7. SUBTASK 70-31-02-310-004 Preheating Before you Weld

   1. For a satisfactory weld some metal types must be heated before they are welded. When it is necessary to pre-heat the material you must use one of the procedures that follow:

      1. Put the part in a cool furnace and slowly increase the temperature of the component in a small amounts to the specified temperature. After the necessary time, remove the part and weld it while it is hot.

         A blanket element may be attached behind the weld area to keep the pre-heat temperature.

      2. If specified by the Engine Manual, the part can be locally pre-heat with a blanket element where the weld is to be made.

      3. If you cannot use these procedures, and it is permitted by the engine Manual, locally pre-heat the part with a flame or torch. This procedure is not recommended but if it is used you must take care not to let the component become too hot.

8. SUBTASK 70-31-02-370-001 Heat Treatment After you Weld

   1. Rigid casings and parts on which weld distortion affect the fit of the part in the engine shall be heat treated in a furnace.

   2. Where the weld distortion is local and acceptable, particularly on large fabricated parts, the use of thermal blanket heating elements may be accepted.

      1. For a details of specific heat treatment requirements, refer to the Engine Manual and the SPM TASK 70-31-02-310-501-004.

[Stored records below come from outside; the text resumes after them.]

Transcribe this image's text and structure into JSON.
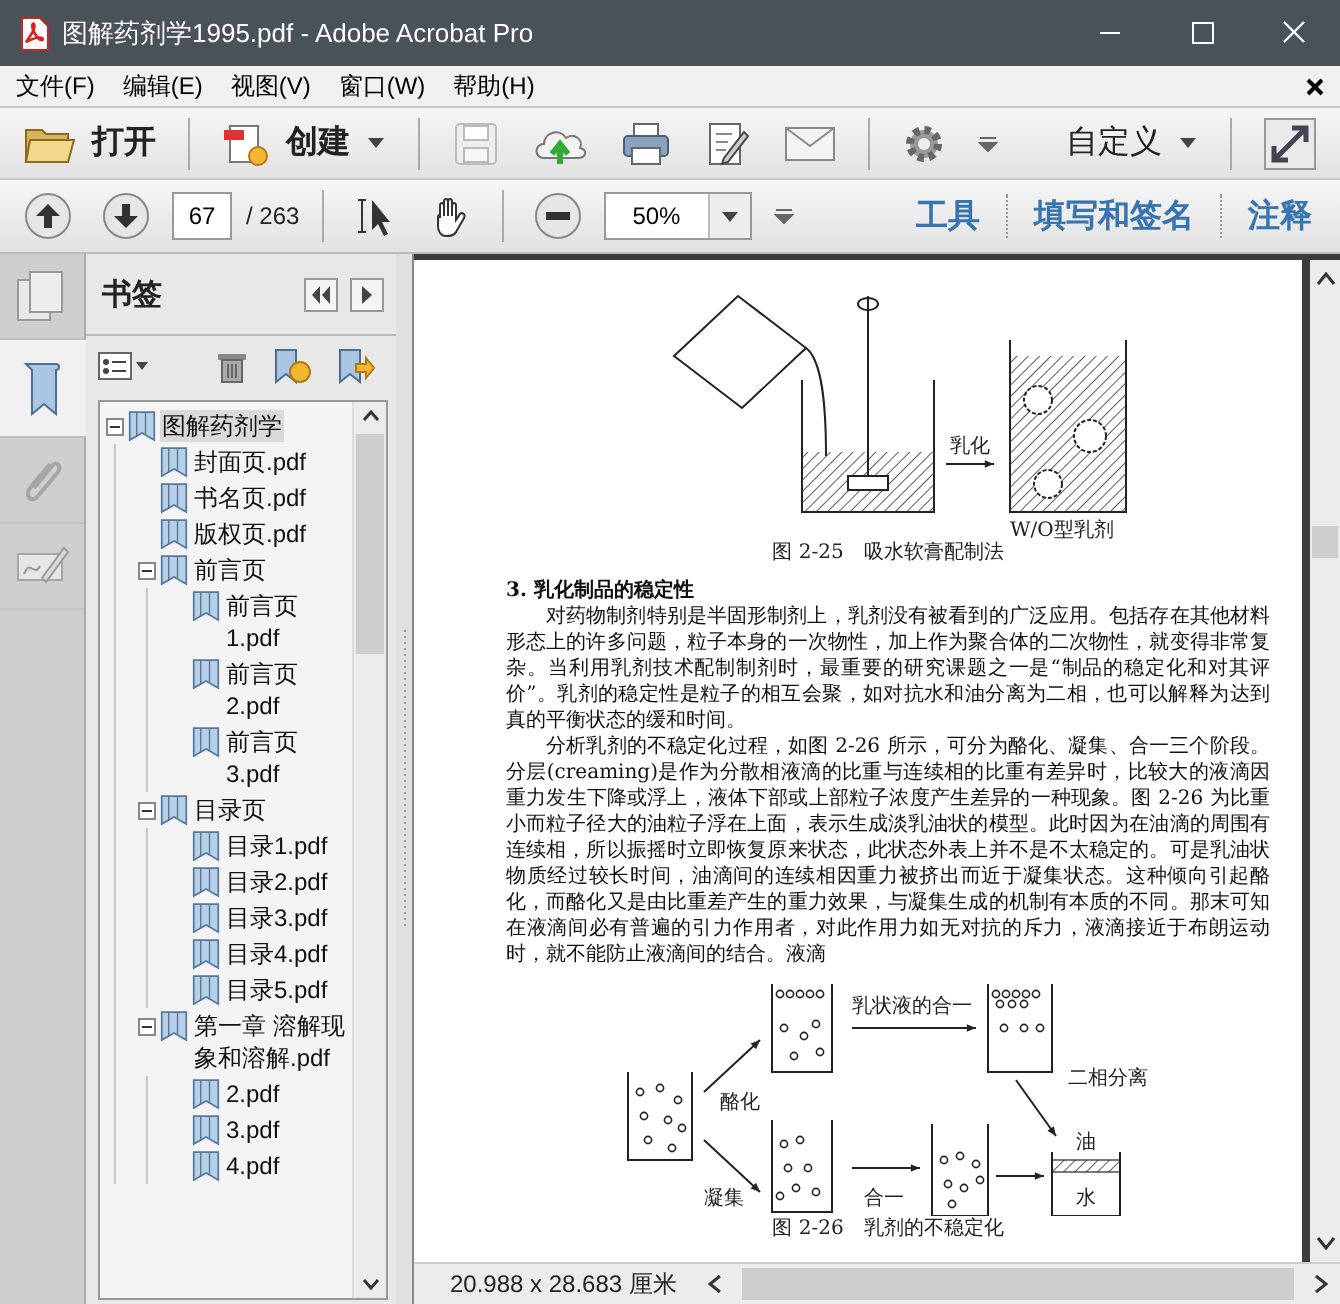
{
  "window": {
    "title": "图解药剂学1995.pdf - Adobe Acrobat Pro"
  },
  "menu": [
    "文件(F)",
    "编辑(E)",
    "视图(V)",
    "窗口(W)",
    "帮助(H)"
  ],
  "toolbar": {
    "open": "打开",
    "create": "创建",
    "customize": "自定义"
  },
  "nav": {
    "page": "67",
    "page_count": "/ 263",
    "zoom": "50%",
    "links": [
      "工具",
      "填写和签名",
      "注释"
    ]
  },
  "side_tabs": [
    {
      "kind": "pages",
      "selected": false
    },
    {
      "kind": "bookmarks",
      "selected": true
    },
    {
      "kind": "attachments",
      "selected": false
    },
    {
      "kind": "signatures",
      "selected": false
    }
  ],
  "bookmarks": {
    "title": "书签",
    "items": [
      {
        "label": "图解药剂学",
        "selected": true,
        "expanded": true,
        "children": [
          {
            "label": "封面页.pdf",
            "selected": false
          },
          {
            "label": "书名页.pdf",
            "selected": false
          },
          {
            "label": "版权页.pdf",
            "selected": false
          },
          {
            "label": "前言页",
            "selected": false,
            "expanded": true,
            "children": [
              {
                "label": "前言页1.pdf",
                "selected": false
              },
              {
                "label": "前言页2.pdf",
                "selected": false
              },
              {
                "label": "前言页3.pdf",
                "selected": false
              }
            ]
          },
          {
            "label": "目录页",
            "selected": false,
            "expanded": true,
            "children": [
              {
                "label": "目录1.pdf",
                "selected": false
              },
              {
                "label": "目录2.pdf",
                "selected": false
              },
              {
                "label": "目录3.pdf",
                "selected": false
              },
              {
                "label": "目录4.pdf",
                "selected": false
              },
              {
                "label": "目录5.pdf",
                "selected": false
              }
            ]
          },
          {
            "label": "第一章 溶解现象和溶解.pdf",
            "selected": false,
            "expanded": true,
            "children": [
              {
                "label": "2.pdf",
                "selected": false
              },
              {
                "label": "3.pdf",
                "selected": false
              },
              {
                "label": "4.pdf",
                "selected": false
              }
            ]
          }
        ]
      }
    ]
  },
  "document": {
    "figure_1": {
      "labels": [
        "乳化",
        "W/O型乳剂"
      ],
      "caption": "图 2-25　吸水软膏配制法"
    },
    "heading": "3. 乳化制品的稳定性",
    "paragraphs": [
      "对药物制剂特别是半固形制剂上，乳剂没有被看到的广泛应用。包括存在其他材料形态上的许多问题，粒子本身的一次物性，加上作为聚合体的二次物性，就变得非常复杂。当利用乳剂技术配制制剂时，最重要的研究课题之一是“制品的稳定化和对其评价”。乳剂的稳定性是粒子的相互会聚，如对抗水和油分离为二相，也可以解释为达到真的平衡状态的缓和时间。",
      "分析乳剂的不稳定化过程，如图 2-26 所示，可分为酪化、凝集、合一三个阶段。分层(creaming)是作为分散相液滴的比重与连续相的比重有差异时，比较大的液滴因重力发生下降或浮上，液体下部或上部粒子浓度产生差异的一种现象。图 2-26 为比重小而粒子径大的油粒子浮在上面，表示生成淡乳油状的模型。此时因为在油滴的周围有连续相，所以振摇时立即恢复原来状态，此状态外表上并不是不太稳定的。可是乳油状物质经过较长时间，油滴间的连续相因重力被挤出而近于凝集状态。这种倾向引起酪化，而酪化又是由比重差产生的重力效果，与凝集生成的机制有本质的不同。那末可知在液滴间必有普遍的引力作用者，对此作用力如无对抗的斥力，液滴接近于布朗运动时，就不能防止液滴间的结合。液滴"
    ],
    "figure_2": {
      "labels": [
        "酪化",
        "凝集",
        "乳状液的合一",
        "合一",
        "二相分离",
        "油",
        "水"
      ],
      "caption": "图 2-26　乳剂的不稳定化"
    }
  },
  "status_bar": {
    "size": "20.988 x 28.683 厘米"
  }
}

9. SUBTASK 70-31-02-370-002 The Local Heat Treatment of Repair Welds

   
   CAUTION
   WELDS ON PARTS THAT ROTATE MUST NOT BE GIVEN LOCAL HEAT TREATMENT UNLESS SPECIFIED IN THE APPLICABLE REPAIR.
   
   CAUTION
   LOCAL HEAT TREATMENT SHALL ONLY BE USED WHERE THE GEOMETRY OF THE COMPONENT ALLOWS ADEQUATE ACCESS FOR HEATING ELEMENTS. INCORRECT PLACEMENT OF HEATER ELEMENTS, THERMOCOUPLES OR INSULATION CAN CAUSE OVERHEATING OF COMPONENTS OR UNDER HEATING OF REPAIR WELDS.

   1. General.

      This subtask is for the local heat treatment of repair welds on engine parts with Flexible beaded heating elements, blanket elements and heating tape used as an alternative to a furnace. The use of this type of equipment is specified in the applicable Repair. This type of heat treatment removes the problems of putting large components in furnaces and with the distortion of parts.

   2. Two suppliers of local heat treatment equipment are as follows:

      Supplier code number: KD475.

      Supplier code number: U0891.

   3. Prepare the surfaces that are to be heat treated as follows:

      1. Make sure that the surface to be treated is dry and that grease, paint or other unwanted material has been removed.

         NOTE

         The heating elements and the surrounding area must be well insulated (lagged) with suitable refractory blankets to retain the heat.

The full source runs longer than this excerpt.